Laporan Wartawan Tribunnews.com, Reynas Abdila
TRIBUNNEWS.COM, JAKARTA - Indonesia menghadapi masalah keterlambatan transisi energi bersih dibandingkan negara-negara lain.
Hal itu dikatakan Ekonom Senior Institute for Development of Economics and Finance (INDEF) Drajad Wibowo dalam seminar hybrid Rabu (2/11/2022).
"Negara kita relatif masih jauh tertinggal dalam hal transisi ke energi bersih, kita lihat pembangkit listrik berbahan fosil itu 87,4 persen," ungkap Drajad.
Menurut Drajad, penggunaan listrik kotor di Indonesia bukan tidak membawa masalah ke depan.
Baca juga: Nigeria Segera Bangun Pabrik Pupuk Batubara dengan Lisensi Paten Milik Orang Indonesia
Persoalannya beberapa negara importir batu bara RI sudah menyatakan komitmen untuk mengurangi penggunaan batu bara.

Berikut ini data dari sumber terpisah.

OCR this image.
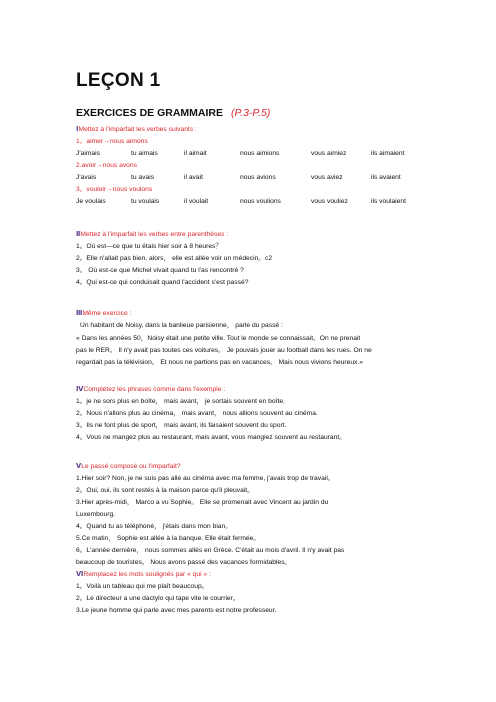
LEÇON 1
EXERCICES DE GRAMMAIRE (P.3-P.5)
ⅠMettez à l'imparfait les verbes suivants :
1。aimer→nous aimons
J'aimais	tu aimais	il aimait	nous aimions	vous aimiez	ils aimaient
2.avoir→nous avons
J'avais	tu avais	il avait	nous avions	vous aviez	ils avaient
3。vouloir→nous voulons
Je voulais	tu voulais	il voulait	nous voulions	vous vouliez	ils voulaient
ⅡMettez à l'imparfait les verbes entre parenthèses :
1。Où est—ce que tu étais hier soir à 8 heures？
2。Elle n'allait pas bien, alors， elle est allée voir un médecin。c2
3。 Où est-ce que Michel vivait quand tu l'as rencontré ?
4。Qui est-ce qui conduisait quand l'accident s'est passé?
ⅢMême exercice :
Un habitant de Noisy, dans la banlieue parisienne， parle du passé :
« Dans les années 50，Noisy était une petite ville. Tout le monde se connaissait。On ne prenait
pas le RER。 Il n'y avait pas toutes ces voitures。 Je pouvais jouer au football dans les rues. On ne
regardait pas la télévision。 Et nous ne partions pas en vacances。 Mais nous vivions heureux.»
ⅣComplétez les phrases comme dans l'exemple :
1。je ne sors plus en boîte， mais avant， je sortais souvent en boîte.
2。Nous n'allons plus au cinéma， mais avant， nous allions souvent au cinéma.
3。Ils ne font plus de sport， mais avant, ils faisaient souvent du sport.
4。Vous ne mangez plus au restaurant, mais avant, vous mangiez souvent au restaurant。
ⅤLe passé composé ou l'imparfait?
1.Hier soir? Non, je ne suis pas allé au cinéma avec ma femme, j'avais trop de travail。
2。Oui, oui, ils sont restés à la maison parce qu'il pleuvait。
3.Hier après-midi， Marco a vu Sophie。 Elle se promenait avec Vincent au jardin du
Luxembourg.
4。Quand tu as téléphoné， j'étais dans mon bian。
5.Ce matin， Sophie est allée à la banque. Elle était fermée。
6。L'année dernière， nous sommes allés en Grèce. C'était au mois d'avril. Il n'y avait pas
beaucoup de touristes。 Nous avons passé des vacances formidables。
ⅥRemplacez les mots soulignés par « qui » :
1。Voilà un tableau qui me plaît beaucoup。
2。Le directeur a une dactylo qui tape vite le courrier。
3.Le jeune homme qui parle avec mes parents est notre professeur.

Hal ini akan membawa dampak buruk bagi kinerja ekspor perdagangan komoditas yang selama ini mengandalkan batu bara.
"Kalau kita tidak menyiapkan diri untuk bertransisi ke energi bersih mungkin kita akan kena boikot lagi nanti, sekarang saja kita kena boikot kelapa sawit," tutur Drajad.
Dia menegaskan masih teringat jelas pada 2015, tisu Indonesia produk Asia Pulp & Paper Group (APP) diboikot Singapura.
APP terlibat dalam pembakaran hutan Sumatera yang memicu bencana asap di negara itu.
Drajad mengharapkan komoditas batu bara jangan sampai diboikot apalagi negara Indonesia masih sangat bergantung terhadap batu bara sebagai pembangkit tenaga listrik.
"Karena energi kita masih kotor, ini akan berisiko, untuk keuangan kita belum pernah kena boikot tapi untuk perdagangan kita sudah kena," tukas Drajad.